The exhibit brochure states that Liu uses drips and washes as a corrosive force that obscures her images, suggesting the dissolution of historical memory.  "The drips also represent a continuing action that is not yet complete, alluding to how the meaning of history itself is ever changing."

Here is a photo of the exhibit entrance and some photos from the Oakland Museum web site where this exhibit began.  The museum does not allow photos of visiting exhibits.
Some of Liu's paintings are based on historical Chinese photographs.  With some she adds items like this one with small shelves holding tea cups.

 "September 2001" by Hung Liu.  The brochure states that the circles in Liu's paintings are forms of visual punctuation - like pauses - that allow the artist's hand to continue painting during moments of rest or uncertainty.
 "Annunciation"
 "By Rivers of Babylon"
 "Chinese Profile III"
 "Dangling"
"Daughter of the Revolution," 1993
"Mu Nu (mother and daughter)"

Here are some other favorites I visited while at the Palm Springs Art Museum:

 "Man in Space," 1955 by Gino Severini, gouache on board, in six parts.
 "Untitled" by Dale Chihuly
 "Untitled," 1995 by Dale Chichuly, acrylic on paper
 "Grand Canyon (Mist in the Canyon)," 1915 by Thomas Moran, American 1837-1926
 "Hunter and Setters in the Foothills with the Great Basin Beyond," 1871 by Thomas Hill, American born England, 1829-1909
 "Riding Line," 1892 by Charles Marion Russell, American 1864-1926
 "Joaquin Murieta: The Vaquero," 1875 by Charles Christain Nahl, German, 1818-1878
 "Kachina Montage," 1997 by Dan Namingha, Hopi-Tewa, born 1950
 "Untitled (Horse)," 1978 by Deborah Butterfield, American, born 1949, mud, sticks
 "Two Forms and White (Greek)," 1969 by Barbara Hepworth, British, 1903-1975
 "The Village," 1952 by Marc Chagall, Russian, 1887-1985, paint on ceramic tiles
"The Last Outpost," 1993 by Llyn Foulkes, American, born 1934

"Screen with Brushstroke," 1986 by Roy Lichtenstein, American 1923-1997, five panel lacquered wood relief with silver leaf.
"Shovel Man," 1974 by James Surls, American born 1943, wood
 "Interlocking Forms (blue, lavender, white)" by Karl Stanley Benjamin, American, 1925-2012
 "Rat Catcher of Hamelin IV," 2011 by Mark Bradford, American born 1961, mixed media collage on canvas.  "This work is the fourth section of a four-panel painting created for the 2011 Istanbul Biennial.  It is based on a series of fifty billboards gather from the Leimert Park neighborhood of South Central Los Angeles, where Mark Bradford grew up and maintains his studio.

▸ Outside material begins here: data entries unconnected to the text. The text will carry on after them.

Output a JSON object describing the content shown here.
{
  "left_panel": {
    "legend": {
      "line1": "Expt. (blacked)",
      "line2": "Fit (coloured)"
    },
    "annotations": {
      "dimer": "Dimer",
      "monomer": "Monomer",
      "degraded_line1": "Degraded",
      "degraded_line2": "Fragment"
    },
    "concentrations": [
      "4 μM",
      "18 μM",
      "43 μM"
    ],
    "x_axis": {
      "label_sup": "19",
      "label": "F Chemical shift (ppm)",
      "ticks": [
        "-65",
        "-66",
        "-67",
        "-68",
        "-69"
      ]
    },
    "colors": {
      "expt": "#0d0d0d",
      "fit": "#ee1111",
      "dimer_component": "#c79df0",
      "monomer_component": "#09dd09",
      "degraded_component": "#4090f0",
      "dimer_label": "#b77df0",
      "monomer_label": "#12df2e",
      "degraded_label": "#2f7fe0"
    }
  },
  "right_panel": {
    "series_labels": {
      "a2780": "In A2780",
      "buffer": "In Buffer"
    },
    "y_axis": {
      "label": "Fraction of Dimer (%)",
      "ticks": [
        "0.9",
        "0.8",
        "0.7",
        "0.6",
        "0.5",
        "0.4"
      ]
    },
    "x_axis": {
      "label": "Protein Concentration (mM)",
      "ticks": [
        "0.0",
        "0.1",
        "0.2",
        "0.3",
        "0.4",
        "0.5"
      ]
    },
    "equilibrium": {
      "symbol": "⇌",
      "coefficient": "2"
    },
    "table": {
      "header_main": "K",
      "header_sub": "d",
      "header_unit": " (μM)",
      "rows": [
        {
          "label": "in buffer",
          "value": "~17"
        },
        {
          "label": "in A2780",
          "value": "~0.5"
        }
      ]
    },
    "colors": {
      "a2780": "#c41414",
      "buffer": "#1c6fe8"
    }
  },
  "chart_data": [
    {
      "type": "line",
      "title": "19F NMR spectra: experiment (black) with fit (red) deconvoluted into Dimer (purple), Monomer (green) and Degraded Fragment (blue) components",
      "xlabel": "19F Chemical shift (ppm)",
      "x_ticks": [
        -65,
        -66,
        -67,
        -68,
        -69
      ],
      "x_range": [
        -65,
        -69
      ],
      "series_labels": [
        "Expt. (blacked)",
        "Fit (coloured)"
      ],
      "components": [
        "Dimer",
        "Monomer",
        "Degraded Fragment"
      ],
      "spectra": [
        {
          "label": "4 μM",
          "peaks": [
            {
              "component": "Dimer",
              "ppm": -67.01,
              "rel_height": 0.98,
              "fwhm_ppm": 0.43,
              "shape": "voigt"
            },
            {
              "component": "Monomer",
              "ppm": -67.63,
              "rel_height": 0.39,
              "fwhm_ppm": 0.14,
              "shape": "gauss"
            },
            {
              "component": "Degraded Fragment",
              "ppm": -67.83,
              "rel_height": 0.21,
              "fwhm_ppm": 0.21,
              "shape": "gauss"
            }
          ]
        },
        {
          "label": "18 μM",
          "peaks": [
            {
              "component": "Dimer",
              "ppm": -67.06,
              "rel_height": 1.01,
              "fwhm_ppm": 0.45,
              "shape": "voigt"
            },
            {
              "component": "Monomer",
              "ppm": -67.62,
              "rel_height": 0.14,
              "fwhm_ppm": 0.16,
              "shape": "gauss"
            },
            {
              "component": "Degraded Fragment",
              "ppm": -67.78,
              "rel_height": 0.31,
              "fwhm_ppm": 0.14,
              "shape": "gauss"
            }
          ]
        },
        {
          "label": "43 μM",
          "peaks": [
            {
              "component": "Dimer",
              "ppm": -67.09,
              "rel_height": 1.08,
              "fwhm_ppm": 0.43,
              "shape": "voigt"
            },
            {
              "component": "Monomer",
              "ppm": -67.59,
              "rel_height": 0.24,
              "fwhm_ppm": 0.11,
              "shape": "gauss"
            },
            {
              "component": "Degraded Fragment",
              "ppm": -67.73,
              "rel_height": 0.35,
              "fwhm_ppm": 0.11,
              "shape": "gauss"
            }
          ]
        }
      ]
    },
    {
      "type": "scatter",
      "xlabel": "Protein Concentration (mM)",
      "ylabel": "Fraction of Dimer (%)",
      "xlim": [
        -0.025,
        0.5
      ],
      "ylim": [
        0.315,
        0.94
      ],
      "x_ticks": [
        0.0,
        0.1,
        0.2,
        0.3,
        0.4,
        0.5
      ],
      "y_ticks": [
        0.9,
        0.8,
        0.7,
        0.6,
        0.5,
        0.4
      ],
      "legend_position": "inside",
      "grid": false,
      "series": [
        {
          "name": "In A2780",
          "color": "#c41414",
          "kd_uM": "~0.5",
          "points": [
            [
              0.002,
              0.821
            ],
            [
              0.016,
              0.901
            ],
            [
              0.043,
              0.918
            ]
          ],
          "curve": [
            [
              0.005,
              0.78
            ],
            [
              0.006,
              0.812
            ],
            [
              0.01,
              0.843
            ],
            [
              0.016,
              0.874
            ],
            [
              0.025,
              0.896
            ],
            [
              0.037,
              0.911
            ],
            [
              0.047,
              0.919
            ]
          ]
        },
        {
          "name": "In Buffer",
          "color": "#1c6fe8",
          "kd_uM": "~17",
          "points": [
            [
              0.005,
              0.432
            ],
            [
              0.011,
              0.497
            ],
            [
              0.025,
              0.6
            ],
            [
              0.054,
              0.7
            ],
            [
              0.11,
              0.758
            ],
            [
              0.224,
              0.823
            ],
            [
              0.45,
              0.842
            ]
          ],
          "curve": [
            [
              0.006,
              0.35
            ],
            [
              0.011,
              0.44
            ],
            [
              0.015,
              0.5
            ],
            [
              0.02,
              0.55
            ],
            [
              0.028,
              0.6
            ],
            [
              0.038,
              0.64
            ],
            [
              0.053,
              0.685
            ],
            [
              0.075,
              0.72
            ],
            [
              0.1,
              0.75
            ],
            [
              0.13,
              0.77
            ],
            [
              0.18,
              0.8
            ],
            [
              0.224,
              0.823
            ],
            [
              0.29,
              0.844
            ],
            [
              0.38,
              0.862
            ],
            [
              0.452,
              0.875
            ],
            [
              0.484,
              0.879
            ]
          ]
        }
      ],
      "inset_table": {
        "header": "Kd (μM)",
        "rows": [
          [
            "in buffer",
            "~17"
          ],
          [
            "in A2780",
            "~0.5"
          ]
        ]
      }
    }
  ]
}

 "Circle of Animals/Zodiac Heads:  Gold," by Ai Weiwei, consists of 12 gilded bronze animal heads from the ancient Chinese zodiac.
 "Growth," 1938 by Jean Hans Arp, French, 1887-1966, bronze with gold patina
 "Angry Owl or Owl with Raised Wings," 1951-1953 by Pablo Picasso, Spanish, 1881-1973
"Draped Woman," 1919 by Jacques Lipchitz, French, born Lithuania, 1891-1976
"Stringed Figure (Bowl)," 1939 by Henry Moore, British, 1898-1986, bronze with dyed elastic string.